See also: Hall
Roy Hall (of its true name James Faye Hill) is a singer and pianist of American Rockabilly and Country music (May 7th, 1922, Wise, Virginia - March 2nd, 1984, Nashville, Tennessee). It is known to have composed the traditional one of the Rock “roll Whole Lotta Shakin' Goin' One , popularized by Jerry Lee Lewis.
Biography
Roy Hall grew in Big Stone Gap where he learned the piano near the bluesman Smith Carson. It founds Cohutta Mountain Boys in 1943 with which it records four individual for the label Fortune Records in 1949, of which
Dirty Boogie . In 1950 it accompanies with the piano the singers country Skeeter Davis, Marty Robbins, Hawkshaw Martin or Webb Pierce and occurs regularly with the Grand Ole Opry. It opens then a nightclub with
Nashville, Musician' S Hideaway. In 1954, it returns the young person
Elvis Presley after only one evening, judging it “completely no one”. It is at that time that it composes, with Dave Curly Williams, the song
Whole Lotta Shakin' Going Home , under the pseudonym of Sony David. First of all recorded by Big Maybelle in 1955, Hall
the piece at
Decca Records leaves the same year. It will be then taken again in 1957 by
Jerry Lee Lewis, which had occurred a few weeks in the club of Roy Hall in 1954 (it will be its first tube).

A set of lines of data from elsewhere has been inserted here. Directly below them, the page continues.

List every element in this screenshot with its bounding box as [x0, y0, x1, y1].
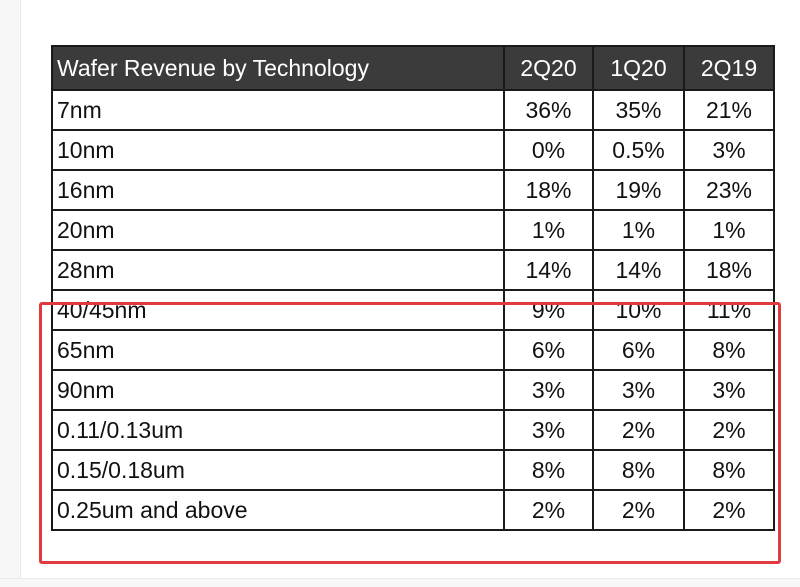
value-2q20-cell: 6% — [503, 329, 594, 371]
technology-cell: 0.11/0.13um — [51, 409, 505, 451]
technology-cell: 0.15/0.18um — [51, 449, 505, 491]
value-2q20-cell: 18% — [503, 169, 594, 211]
value-2q19-cell: 8% — [683, 449, 775, 491]
table-row: 0.25um and above 2% 2% 2% — [51, 489, 775, 531]
technology-cell: 7nm — [51, 89, 505, 131]
value-2q20-cell: 14% — [503, 249, 594, 291]
value-2q19-cell: 8% — [683, 329, 775, 371]
header-technology: Wafer Revenue by Technology — [51, 45, 505, 91]
table-row: 0.15/0.18um 8% 8% 8% — [51, 449, 775, 491]
technology-cell: 10nm — [51, 129, 505, 171]
technology-cell: 28nm — [51, 249, 505, 291]
header-2q20: 2Q20 — [503, 45, 594, 91]
value-1q20-cell: 1% — [592, 209, 685, 251]
value-1q20-cell: 19% — [592, 169, 685, 211]
value-1q20-cell: 0.5% — [592, 129, 685, 171]
value-1q20-cell: 3% — [592, 369, 685, 411]
table-row: 7nm 36% 35% 21% — [51, 89, 775, 131]
value-1q20-cell: 2% — [592, 409, 685, 451]
technology-cell: 65nm — [51, 329, 505, 371]
technology-cell: 16nm — [51, 169, 505, 211]
value-1q20-cell: 8% — [592, 449, 685, 491]
table-row: 65nm 6% 6% 8% — [51, 329, 775, 371]
value-2q20-cell: 9% — [503, 289, 594, 331]
table-row: 20nm 1% 1% 1% — [51, 209, 775, 251]
table-header-row: Wafer Revenue by Technology 2Q20 1Q20 2Q… — [51, 45, 775, 91]
value-1q20-cell: 10% — [592, 289, 685, 331]
value-2q19-cell: 3% — [683, 129, 775, 171]
value-2q19-cell: 2% — [683, 409, 775, 451]
value-1q20-cell: 14% — [592, 249, 685, 291]
value-2q20-cell: 3% — [503, 409, 594, 451]
technology-cell: 20nm — [51, 209, 505, 251]
technology-cell: 0.25um and above — [51, 489, 505, 531]
table-row: 40/45nm 9% 10% 11% — [51, 289, 775, 331]
table-container: Wafer Revenue by Technology 2Q20 1Q20 2Q… — [51, 45, 775, 531]
value-2q20-cell: 0% — [503, 129, 594, 171]
value-2q20-cell: 1% — [503, 209, 594, 251]
table-row: 10nm 0% 0.5% 3% — [51, 129, 775, 171]
technology-cell: 90nm — [51, 369, 505, 411]
value-1q20-cell: 35% — [592, 89, 685, 131]
value-2q19-cell: 18% — [683, 249, 775, 291]
value-1q20-cell: 6% — [592, 329, 685, 371]
header-2q19: 2Q19 — [683, 45, 775, 91]
header-1q20: 1Q20 — [592, 45, 685, 91]
value-2q19-cell: 11% — [683, 289, 775, 331]
value-2q19-cell: 2% — [683, 489, 775, 531]
value-1q20-cell: 2% — [592, 489, 685, 531]
left-gutter — [0, 0, 21, 587]
table-row: 28nm 14% 14% 18% — [51, 249, 775, 291]
value-2q19-cell: 23% — [683, 169, 775, 211]
value-2q19-cell: 1% — [683, 209, 775, 251]
bottom-gutter — [0, 578, 800, 587]
table-row: 90nm 3% 3% 3% — [51, 369, 775, 411]
table-row: 0.11/0.13um 3% 2% 2% — [51, 409, 775, 451]
value-2q19-cell: 3% — [683, 369, 775, 411]
table-row: 16nm 18% 19% 23% — [51, 169, 775, 211]
value-2q20-cell: 36% — [503, 89, 594, 131]
technology-cell: 40/45nm — [51, 289, 505, 331]
value-2q20-cell: 3% — [503, 369, 594, 411]
value-2q20-cell: 2% — [503, 489, 594, 531]
value-2q19-cell: 21% — [683, 89, 775, 131]
value-2q20-cell: 8% — [503, 449, 594, 491]
wafer-revenue-table: Wafer Revenue by Technology 2Q20 1Q20 2Q… — [51, 45, 775, 531]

Until 1956, it engraves some discs at Decca, in particular See You Alligator , Blue Sweden Shoes and Diggin' The Boogie . He works follows for Pierce, Hi Q, and for Sun Records in 1958. He repurchases the Judd discs where he sings Gospel, thanking God for having moved away it from the bottle. In 1980, it records the album Rockabilly Or Else . Little time before dying, at the 61 years age, it occurs for cruisings of the third age.